When we brought Valérie home, no one was available to come and help; Mary had to do it all herself and we adjusted the best we could. Mary took the girls to LA that summer. The few days they spent with her mom and particularly with her grandma were very special to her. Caroline and Valérie, were introduced to their cousins Kim and Wendy.
In late fall, after the grape harvest was over, my parents sent us tickets so we could visit them in France. In our excitement to go, we failed to add the girls to either of our passports, and LAX officials wouldn’t let us take off. Finally, after we obtained their birth certificates, they were added to Mary’s passport. Their pictures were especially cute, since Caroline had recently cut her sister’s bangs. After a layover in Paris, we arrived in Bordeaux where my brother Bernard met us at the airport. We stayed in Augey all three weeks we were in France.

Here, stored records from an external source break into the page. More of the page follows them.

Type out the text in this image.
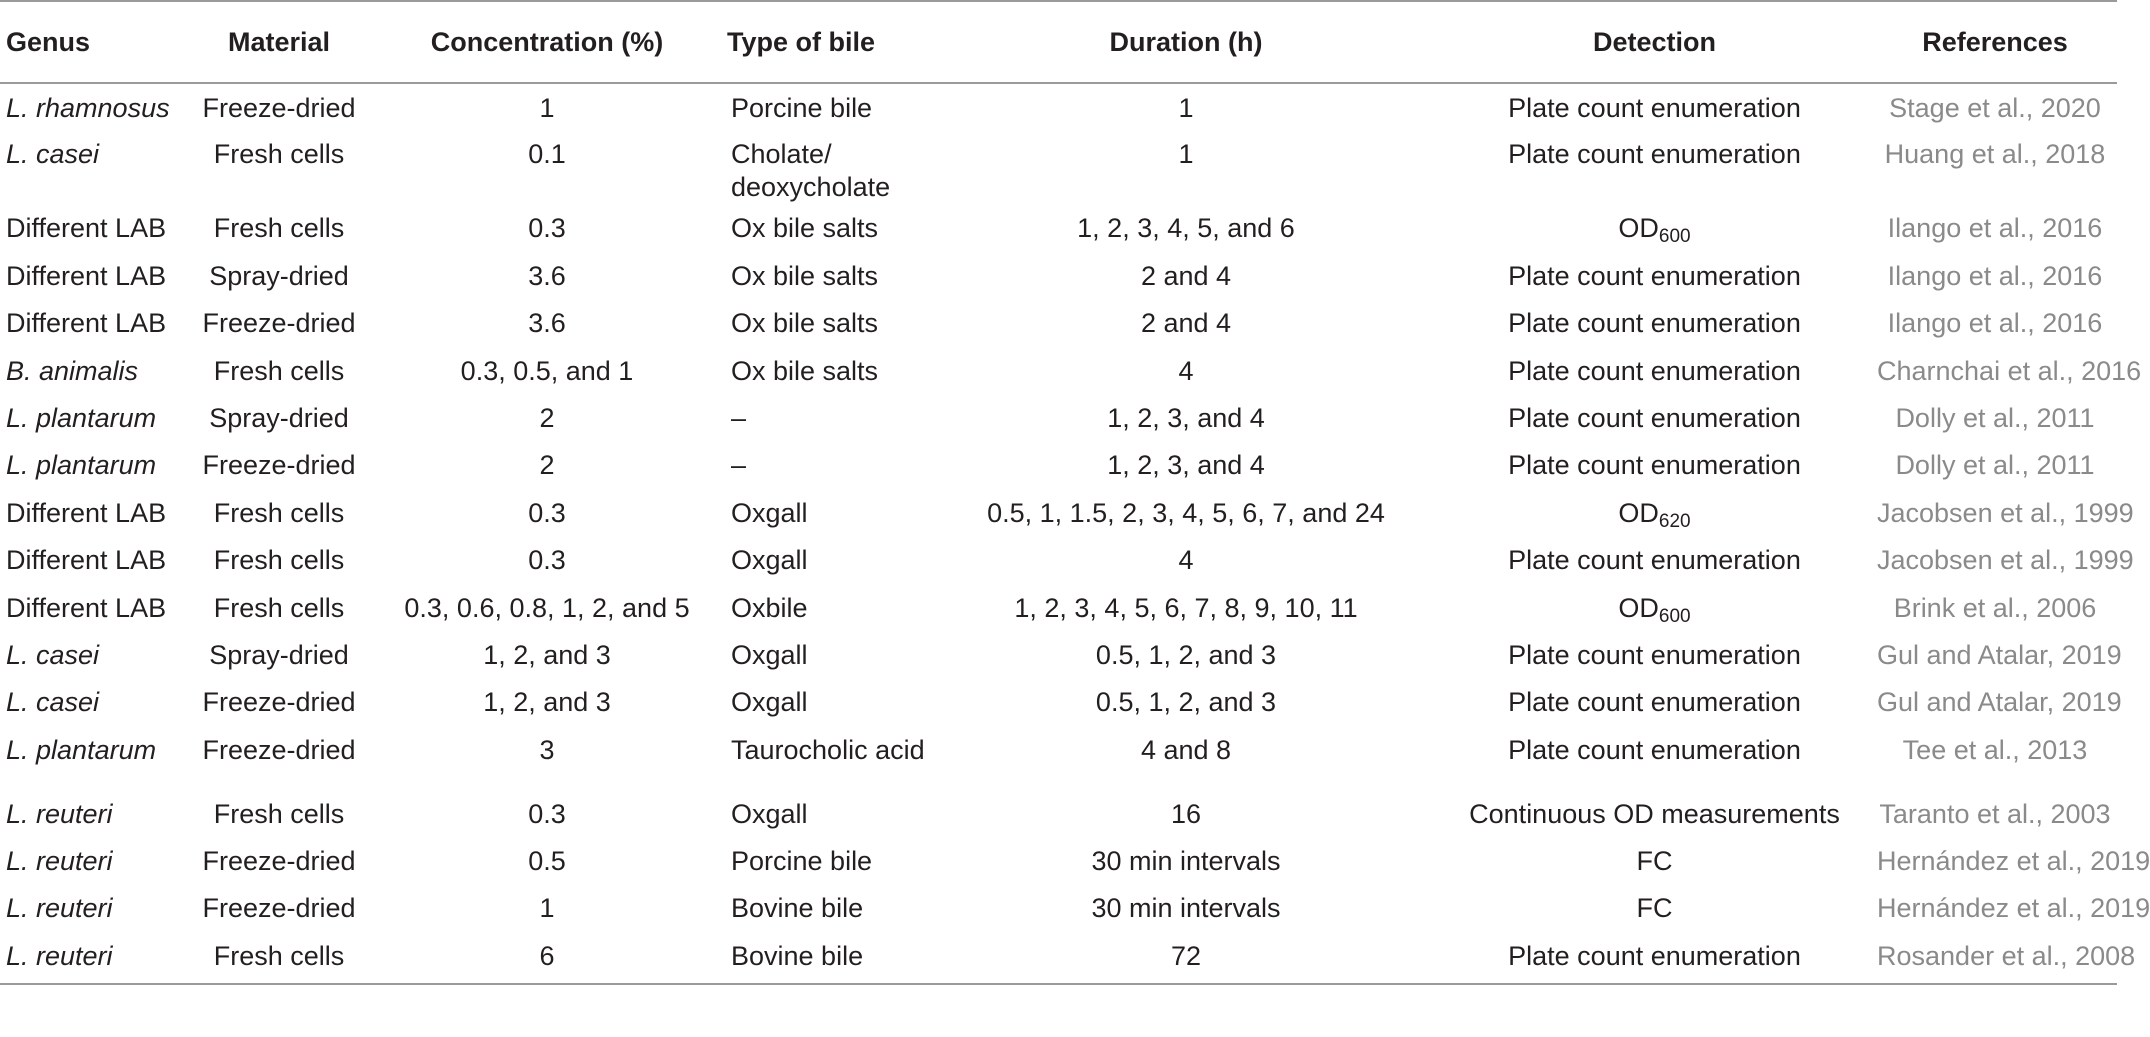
Genus	Material	Concentration (%)	Type of bile	Duration (h)	Detection	References
L. rhamnosus	Freeze-dried	1	Porcine bile	1	Plate count enumeration	Stage et al., 2020
L. casei	Fresh cells	0.1	Cholate/ deoxycholate	1	Plate count enumeration	Huang et al., 2018
Different LAB	Fresh cells	0.3	Ox bile salts	1, 2, 3, 4, 5, and 6	$OD_{600}$	Ilango et al., 2016
Different LAB	Spray-dried	3.6	Ox bile salts	2 and 4	Plate count enumeration	Ilango et al., 2016
Different LAB	Freeze-dried	3.6	Ox bile salts	2 and 4	Plate count enumeration	Ilango et al., 2016
B. animalis	Fresh cells	0.3, 0.5, and 1	Ox bile salts	4	Plate count enumeration	Charnchai et al., 2016
L. plantarum	Spray-dried	2	–	1, 2, 3, and 4	Plate count enumeration	Dolly et al., 2011
L. plantarum	Freeze-dried	2	–	1, 2, 3, and 4	Plate count enumeration	Dolly et al., 2011
Different LAB	Fresh cells	0.3	Oxgall	0.5, 1, 1.5, 2, 3, 4, 5, 6, 7, and 24	$OD_{620}$	Jacobsen et al., 1999
Different LAB	Fresh cells	0.3	Oxgall	4	Plate count enumeration	Jacobsen et al., 1999
Different LAB	Fresh cells	0.3, 0.6, 0.8, 1, 2, and 5	Oxbile	1, 2, 3, 4, 5, 6, 7, 8, 9, 10, 11	$OD_{600}$	Brink et al., 2006
L. casei	Spray-dried	1, 2, and 3	Oxgall	0.5, 1, 2, and 3	Plate count enumeration	Gul and Atalar, 2019
L. casei	Freeze-dried	1, 2, and 3	Oxgall	0.5, 1, 2, and 3	Plate count enumeration	Gul and Atalar, 2019
L. plantarum	Freeze-dried	3	Taurocholic acid	4 and 8	Plate count enumeration	Tee et al., 2013
L. reuteri	Fresh cells	0.3	Oxgall	16	Continuous OD measurements	Taranto et al., 2003
L. reuteri	Freeze-dried	0.5	Porcine bile	30 min intervals	FC	Hernández et al., 2019
L. reuteri	Freeze-dried	1	Bovine bile	30 min intervals	FC	Hernández et al., 2019
L. reuteri	Fresh cells	6	Bovine bile	72	Plate count enumeration	Rosander et al., 2008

Caroline, almost two, adapted well to the new environment, being quite social. Valérie, seven months old, wanted to start walking already. The night we arrived, we went to Bernard’s house for a visit. Valerie pulled herself up behind a chair which tumbled onto her, resulting in a big bump on her forehead and two black eyes. Later on in the week, we were concerned that Valérie had a persistent high fever. Dr Dugers came over and prescribed warm milk for what we thought was strep throat. Of course Mary was quite alarmed, not trusting a French country doctor, but Valérie was soon fine, having a simple sore throat. We spent our days visiting many family friends, including Madame Pialoux, the pharmacist in Rauzan, and especially Marthe, the nice lady who had known my dad since he was a young boy. When I was in elementary school in Rauzan, I always had lunch at her house, as did my brother Bernard before me. I even spent the night at her house sometimes if my parents were out of town.
Melanie was born July 7, 1972. That summer, Marie-Helene, my sister’s oldest daughter, spent a few weeks with us. An energetic 20-year-old, she was Melanie’s godmother and a good help to Mary. They bought some fabric and sewed a summer dress for Marie-Hélène, which she later wore to some family event back home in France. My conservative family disapproved of the dress because it did not have much of a back! Caroline and I also took her to Disneyland, and what a treat it was for all of us.

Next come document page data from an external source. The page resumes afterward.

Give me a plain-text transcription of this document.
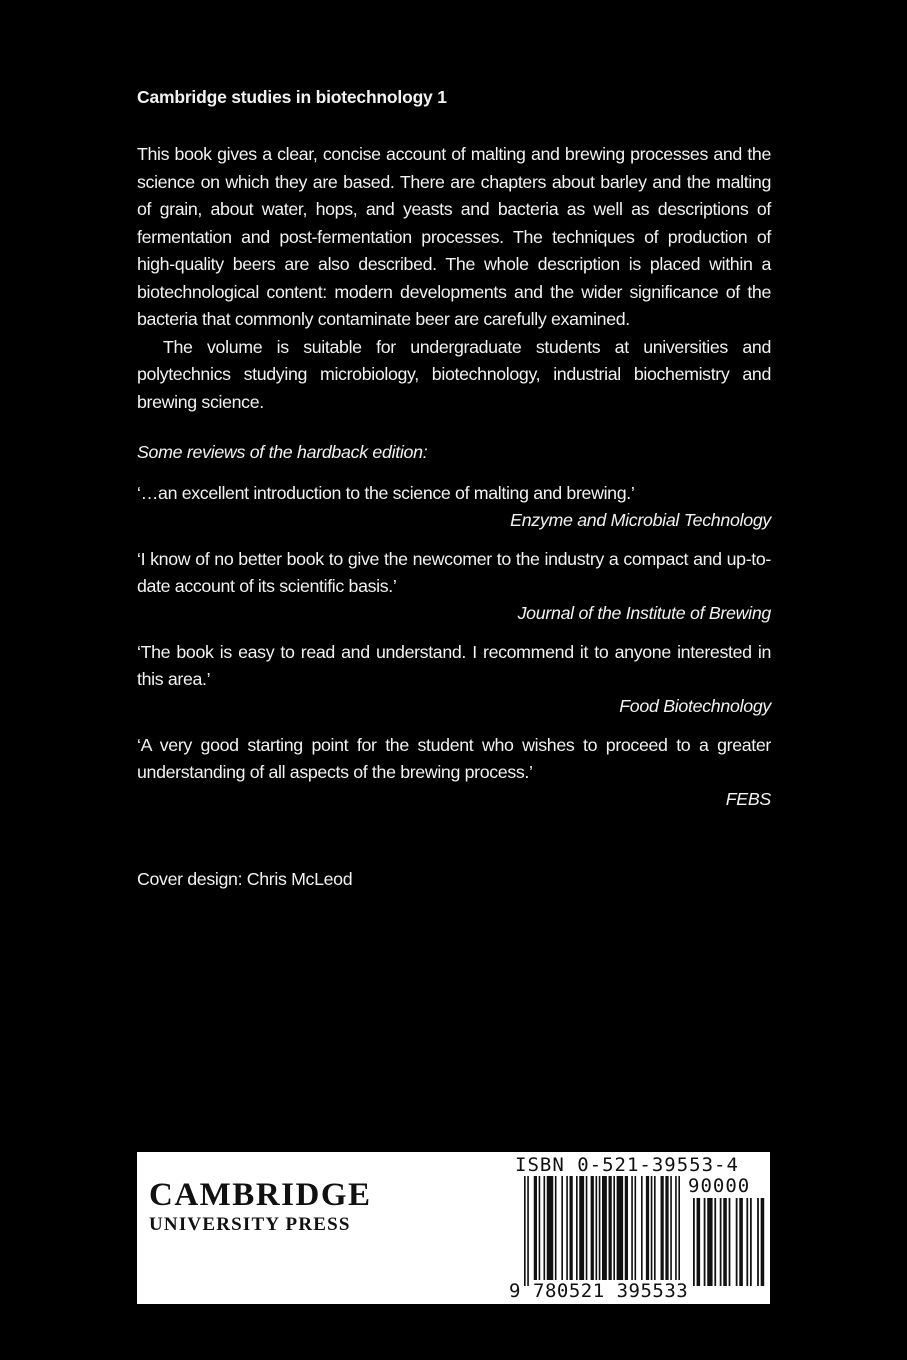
Cambridge studies in biotechnology 1

This book gives a clear, concise account of malting and brewing processes and the science on which they are based. There are chapters about barley and the malting of grain, about water, hops, and yeasts and bacteria as well as descriptions of fermentation and post-fermentation processes. The techniques of production of high-quality beers are also described. The whole description is placed within a biotechnological content: modern developments and the wider significance of the bacteria that commonly contaminate beer are carefully examined.

The volume is suitable for undergraduate students at universities and polytechnics studying microbiology, biotechnology, industrial biochemistry and brewing science.

Some reviews of the hardback edition:

‘…an excellent introduction to the science of malting and brewing.’

Enzyme and Microbial Technology

‘I know of no better book to give the newcomer to the industry a compact and up-to-date account of its scientific basis.’

Journal of the Institute of Brewing

‘The book is easy to read and understand. I recommend it to anyone interested in this area.’

Food Biotechnology

‘A very good starting point for the student who wishes to proceed to a greater understanding of all aspects of the brewing process.’

FEBS

Cover design: Chris McLeod
CAMBRIDGE
UNIVERSITY PRESS
ISBN 0-521-39553-4
90000
9 780521 395533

I started to feel secure in my job, having good rapport with the upper management. I enjoyed the pressures, at times being responsible for three or four crews and their supervisors. I started to be totally consumed by my work, coming home late afternoon, tired and thinking only about the next day. I now realize that I was becoming dominated by “the Gallo culture” where we were expected to be tough, ruthless in dealing with vendors, and secretive. I almost got fired because I was caught in a coffee shop one morning with a representative of an irrigation company I was working with. We were having a simple cup of coffee! But it violated the company’s intolerance of relationships with outside groups.
In late September, as harvest was winding down, I received a call from a Davis classmate who encouraged me to apply for a job working in developing vineyards in Napa Valley. It could have not come at a better time, as I had just been assigned to work as a Pomologist at a large and very isolated apple ranch that the Gallo family was developing near the town of Snelling. We were expecting to move into one of the prefab houses recently located there. When I had taken Mary and the three girls there in our little car, I could sense how frightened and worried Mary was. It seemed a bad omen that we lost the muffler of our car driving over the Merced River bridge, which was constructed from flat railroad cars without barriers or guardrails.
I interviewed for the Napa Valley position and got the job. We found a house to rent in downtown Napa and were ready to start a new chapter. Caroline and I drove the rental truck packed with our belongings, while Mary stayed behind with Valerie and Melanie to do the final clean up of the vineyard house. After my friend Alex helped me unload the truck, I put Caroline in the child seat of a bicycle and we went to get something to eat. Soon Mary arrived and the five of us settled happily in our new place.